Opmerking: Wanneer het geluidspatroon aan staat, werkt de
handmatige instelling van BASS (TIEFEN)/ TREBLE (HÖHEN)
niet.
SUB-OUT:
Stel het uitgangsniveau (GAIN) en de crossover-frequentie
(FREQ) van de subwooferuitgang in.
DISPLAY (ANZEIGE):
In dit submenu kunt u instellingen voor het display maken.
DIM MAN/ AUTO:
De helderheid van het display handmatig / automatisch
schakelen.
AUTO: De ILLUMINATIONingang (zie het hoofdstuk
INSTALLATIE/ AANSLUITINGEN) schakelt automatisch de
helderheid van het display tussen de geprogrammeerde DAY
(TAG) en NIGHT (NACHT) waarden, afhankelijk van de
verlichting van het voertuig.
MAN (handmatig) : door de DIS-toets gedurende 2 seconden in
te drukken, schakelt u tussen de ingestelde DAY (TAG) en
NIGHT (NACHT) waarden.
DAY (TAG):
Instellen van de display helderheid voor overdag.
NIGHT (NACHT):
Instellen van de display helderheid voor de nacht.
SCROLL:
Scroll door de weergegven inhoud als deze langer is dan kan
worden weergeven. Opties: Scroll eenmalig (1X) of permanent
(ON (AN)) door de nieuwe informatie.
LANGUAGE (SPRACHE):
Selecteer de menutaal van uw apparaat. Mogelijke talen:
DEUTSCH (Duits)/ ENGLISH (Engels).
COLOR (FARBE):
Selecteer de kleur van het display en de toetsen (er kunnen 7
kleuren worden ingesteld).
VOLUME (LAUTSTAERKE):
In dit submenu kunt u de volume-instellingen voor het apparaat maken.
ON VOLUME (AN LAUTST):
Kies of het apparaat opnieuw moet worden herstart met het
laatst gebruikte volume LAST VOLUME (LETZTE LAUTSTÄRKE)
of met een geprogrammeerde waarde.
Opmerking: Het schakelvolume is altijd beperkt tot het
maximale. 30.
TA VOL:
Instellen van het volume voor verkeersberichten. Als het volume
van het actieve verkeersbericht wordt gewijzigd, wordt deze
instelling bijgewerkt of overschreven.
HF VOL:
Instellen van het volume van de hands-free kit.
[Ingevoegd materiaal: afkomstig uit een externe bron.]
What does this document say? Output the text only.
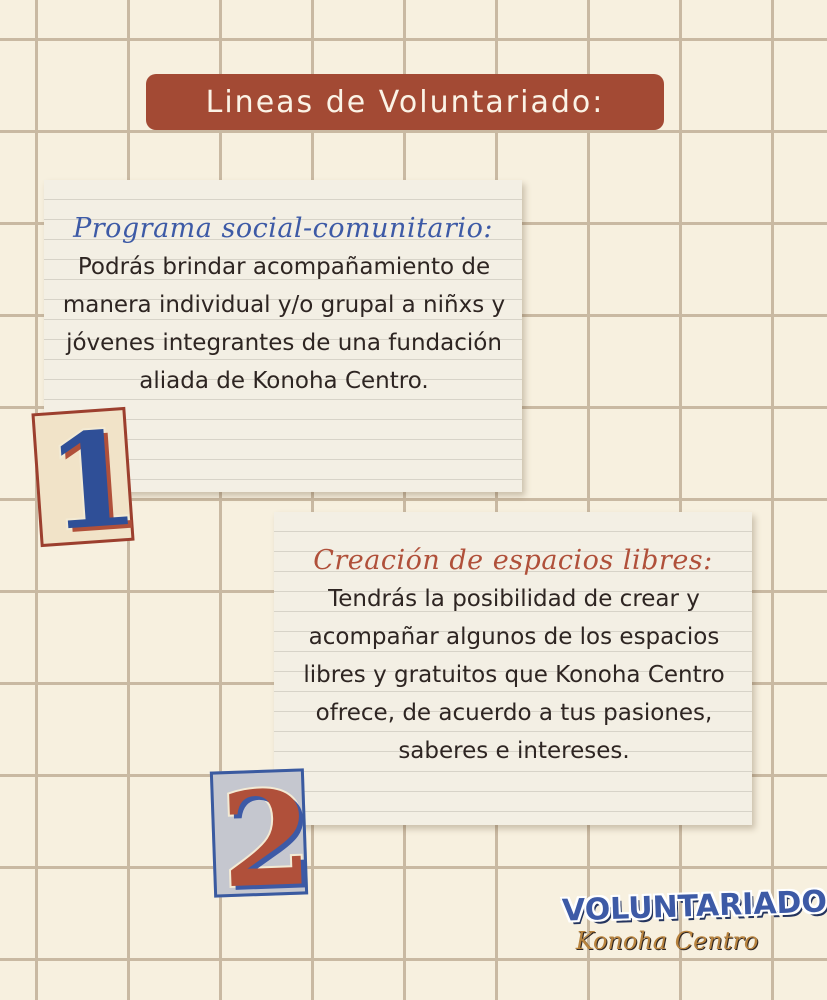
Lineas de Voluntariado:
Programa social-comunitario:
Podrás brindar acompañamiento de manera individual y/o grupal a niñxs y jóvenes integrantes de una fundación aliada de Konoha Centro.
1
Creación de espacios libres:
Tendrás la posibilidad de crear y acompañar algunos de los espacios libres y gratuitos que Konoha Centro ofrece, de acuerdo a tus pasiones, saberes e intereses.
2	VOLUNTARIADO
Konoha Centro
Als het volume tijdens een telefoongesprek wordt gewijzigd,
wordt deze instelling bijgewerkt of overschreven.
BEEP:
Instellen van het geluidssignaal bij het indrukkken van een toets.
Opmerking: Het opslaan van een station wordt altijd
bevestigd door een geluid, zelfs als BEEP op OFF (AUS) is
ingesteld.
CLOCK (UHR):
In dit submenu kunt u instellingen maken voor de klok. Zie ook hoofdstuk
KLOK.
CLOCK (UHR):
Schakelt de tijdweergave in/uit wanneer het apparaat is
uitgeschakeld. Als het apparaat is uitgeschakeld en het contact is
ingeschakeld, geeft het display de klok weer.
MODUS:
Omschakelen tussen 12- en 24-uurs weergave.
SET 00:00:
Handmatig instellen van de klok.
Draai de knop / draaiknop naar links: Instellen van de minuten.
Draai de knop / draaiknop naar rechts: Instellen van de uren.
Opmerking: Als RDSCLOCK (RDSUHR) actief is, wordt de
handmatig ingestelde tijd overschreven.